Professoressa Sonia Toni, responsabile della Diabetologia pediatrica dell’AOU Meyer IRCCS (fornita da ufficio stampa)

Il diabete di tipo 1

Ogni anno le nuove diagnosi di diabete di tipo 1 crescono del 3,6% e la Toscana non fa eccezione.

Nella nostra regione, annualmente, si registrano circa 100 nuove diagnosi di diabete di tipo 1 e circa 10 nuove diagnosi di diabete di tipo 2. Il diabete mellito è la malattia cronica più frequente in età pediatrica e purtroppo spesso è diagnosticata in ritardo con gravi rischi per il bambino.

Si tratta di una forma di diabete dovuto alla distruzione delle cellule del pancreas che producono l’insulina perciò è detto insulino-dipendente, perché l’organismo si trova ad essere senza questo ormone che è fondamentale per la vita.

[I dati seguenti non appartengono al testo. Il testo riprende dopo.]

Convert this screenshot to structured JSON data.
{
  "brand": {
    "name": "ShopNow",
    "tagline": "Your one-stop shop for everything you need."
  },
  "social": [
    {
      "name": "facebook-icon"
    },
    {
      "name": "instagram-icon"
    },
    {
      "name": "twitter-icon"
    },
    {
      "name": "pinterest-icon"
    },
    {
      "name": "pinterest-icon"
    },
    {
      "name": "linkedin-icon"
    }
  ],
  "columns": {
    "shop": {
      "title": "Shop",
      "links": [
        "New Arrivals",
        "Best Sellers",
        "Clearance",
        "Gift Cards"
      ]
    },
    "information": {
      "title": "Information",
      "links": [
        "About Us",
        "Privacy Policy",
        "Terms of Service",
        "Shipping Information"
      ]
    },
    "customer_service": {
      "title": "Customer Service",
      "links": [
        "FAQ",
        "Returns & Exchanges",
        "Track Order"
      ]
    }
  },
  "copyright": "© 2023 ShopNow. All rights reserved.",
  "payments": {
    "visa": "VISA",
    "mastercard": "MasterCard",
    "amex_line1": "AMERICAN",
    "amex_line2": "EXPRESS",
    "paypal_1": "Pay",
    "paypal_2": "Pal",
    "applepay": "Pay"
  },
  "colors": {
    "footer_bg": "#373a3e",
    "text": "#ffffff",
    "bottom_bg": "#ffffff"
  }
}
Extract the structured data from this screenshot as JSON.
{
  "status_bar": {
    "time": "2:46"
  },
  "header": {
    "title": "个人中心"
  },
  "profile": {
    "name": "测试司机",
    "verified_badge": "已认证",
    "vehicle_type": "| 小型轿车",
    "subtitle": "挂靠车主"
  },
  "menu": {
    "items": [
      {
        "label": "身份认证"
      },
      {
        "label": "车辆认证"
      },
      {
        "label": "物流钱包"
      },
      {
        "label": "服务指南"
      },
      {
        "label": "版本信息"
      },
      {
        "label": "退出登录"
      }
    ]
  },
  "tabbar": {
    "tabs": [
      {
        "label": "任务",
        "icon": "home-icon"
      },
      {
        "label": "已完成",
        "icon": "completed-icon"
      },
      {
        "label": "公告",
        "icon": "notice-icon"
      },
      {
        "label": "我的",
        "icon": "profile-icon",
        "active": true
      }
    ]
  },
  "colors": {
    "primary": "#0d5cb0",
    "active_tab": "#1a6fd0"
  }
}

Un riconoscimento precoce dei sintomi tipici del diabete risparmia al bambino il presentarsi in ospedale con il quadro di gravità rappresentato dalla chetoacidosi diabetica. Un insegnante, che ha partecipato a uno dei corsi, ha voluto far conoscere la sua esperienza : “Partecipare a questo corso mi ha aperto un mondo sconosciuto – ha detto – in questo modo ho capito che M., un mio alunno, non era svogliato o annoiato dalla mia lezione, ma chiedeva di uscire perché stava male. Mi sono sentita in colpa di non avere parlato subito con la mamma e di non aver riconosciuto quei sintomi, prima che la situazione si aggravasse. Adesso mi sento però più sicura e so che se ricapitasse mi si accenderebbe un campanello d’allarme”.

La partecipazione

Nel 2023 sono stati svolti 8 corsi online, 1 corso in presenza e 11 corsi “brevi” per rispondere a bisogni specifici che hanno visto complessivamente la partecipazione di 1156 insegnanti. Nel 2024 sono già stati realizzati due corsi webinar, che hanno registrato complessivamente 273 presenze, ed altri, sia in presenza sia da online, sono in calendario. Importante il ruolo delle associazioni di pazienti attive localmente in Toscana: sono loro a fare da cabina di regia e segreteria organizzativa per i vari corsi webinar. Emblematici i risultati dei test di apprendimento finale: al termine di ogni corso è sempre proposto un questionario di apprendimento utilizzato ai fini dell’attestazione e un questionario di gradimento del corso e la quasi totalità dei questionari ha fatto registrare meno di 1 risposta errata e grande soddisfazione.